Как она раньше не узрела? Господи! Господи!!

– Али ты буквиц никогда не зрела? – холодно спросил Истома.

– Буки… Истомушка, что же это?

Рубец, едва заживший, болезненно-розовый, особенно страшный в неверных колебаниях свечного пламени, рваным, диким мясом изгибался буквицей «буки».

– Бунтовщик… Сиречь – разбойник, – едва слышно пробормотала Феодосья и поднесла перста, хранящие каленую печать, к своим устам.

Ей хотелось облегчить боль Истомы, покрыв шрам поцелуями, вытянув из него устами муки огненные. Но рубец был так отвратителен, что в первое мгновение Феодосья не смогла осилить отвращение и прильнуть к нему губами. И потому поднесла перста, хранившие прикосновение, к губам – хотя бы так, не касаясь выболевшего мяса, приласкать Истомушку. Но дотронувшись до своих губ, она болезненно всхлипнула и, словно устыдившись собственной брезгливости, вдруг рьяно прильнула ко лбу скомороха.

– Да кто же заклеймил тебя, Истомушка, какой изверг?

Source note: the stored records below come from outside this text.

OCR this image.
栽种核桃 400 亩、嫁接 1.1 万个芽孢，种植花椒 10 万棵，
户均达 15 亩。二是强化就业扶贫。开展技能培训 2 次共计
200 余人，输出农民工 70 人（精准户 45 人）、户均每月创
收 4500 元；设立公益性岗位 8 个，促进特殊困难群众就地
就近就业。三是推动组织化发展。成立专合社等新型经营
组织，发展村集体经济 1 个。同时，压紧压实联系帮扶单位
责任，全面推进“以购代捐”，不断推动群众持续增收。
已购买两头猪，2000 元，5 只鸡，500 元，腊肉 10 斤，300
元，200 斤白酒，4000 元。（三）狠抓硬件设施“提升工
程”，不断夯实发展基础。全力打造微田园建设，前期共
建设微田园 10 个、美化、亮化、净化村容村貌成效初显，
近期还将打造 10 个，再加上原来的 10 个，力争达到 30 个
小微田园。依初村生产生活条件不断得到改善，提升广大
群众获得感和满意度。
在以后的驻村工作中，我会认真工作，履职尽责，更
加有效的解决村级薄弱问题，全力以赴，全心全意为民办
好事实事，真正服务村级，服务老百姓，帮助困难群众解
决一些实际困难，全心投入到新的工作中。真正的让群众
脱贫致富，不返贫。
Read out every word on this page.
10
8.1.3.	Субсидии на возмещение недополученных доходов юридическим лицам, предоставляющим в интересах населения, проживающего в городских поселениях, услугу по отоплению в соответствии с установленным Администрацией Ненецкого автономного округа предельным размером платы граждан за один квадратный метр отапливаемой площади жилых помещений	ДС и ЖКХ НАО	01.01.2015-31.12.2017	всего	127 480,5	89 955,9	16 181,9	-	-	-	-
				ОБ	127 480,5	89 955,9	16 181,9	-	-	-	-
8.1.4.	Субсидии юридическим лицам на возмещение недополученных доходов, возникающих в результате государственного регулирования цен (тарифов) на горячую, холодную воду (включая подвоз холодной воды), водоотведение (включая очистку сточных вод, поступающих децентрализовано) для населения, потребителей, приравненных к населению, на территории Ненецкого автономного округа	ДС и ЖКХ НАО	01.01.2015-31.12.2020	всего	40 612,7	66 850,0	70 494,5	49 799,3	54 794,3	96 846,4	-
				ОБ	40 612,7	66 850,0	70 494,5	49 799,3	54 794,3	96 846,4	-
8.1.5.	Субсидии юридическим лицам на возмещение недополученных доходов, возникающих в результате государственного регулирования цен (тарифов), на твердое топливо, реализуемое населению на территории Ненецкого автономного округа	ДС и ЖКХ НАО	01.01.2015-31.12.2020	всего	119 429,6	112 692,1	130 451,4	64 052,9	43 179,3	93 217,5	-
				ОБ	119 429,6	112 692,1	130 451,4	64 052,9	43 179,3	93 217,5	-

В первый миг, когда Феодосья только разглядела преступную буквицу и явственно была поражена, Истома готовился извергнути грубо самые гадкие словеса. «Что, не знала, что буке давала? – должна была услышать Феодосья. – Всю обедню аз тебе говном испакостил?» И еще тьма срамословий слетелась к скомороху на язык. Но последние словеса Феодосьи изменили намерение Истомы. Не то чтобы он проникся и умилился ея жалостью, нет. Просто умыслил Истома, что простодушная Феодосья приняла клеймо за напрасное, ошибочное страдание. Ей, благолепной домашней девице, и в главу не пришло, что ее синеглазый Истомушка может быть разбойником! Разве разбойники такие?! Разве могут читать оне поэтические стихи? Ласкать? Целовать? Дрочить с нежностию? Называть «любушкой» и «ласточкой»?! И, желая еще раз любострастно смеситься с девицей, Истома ухватился за предположение Феодосьи.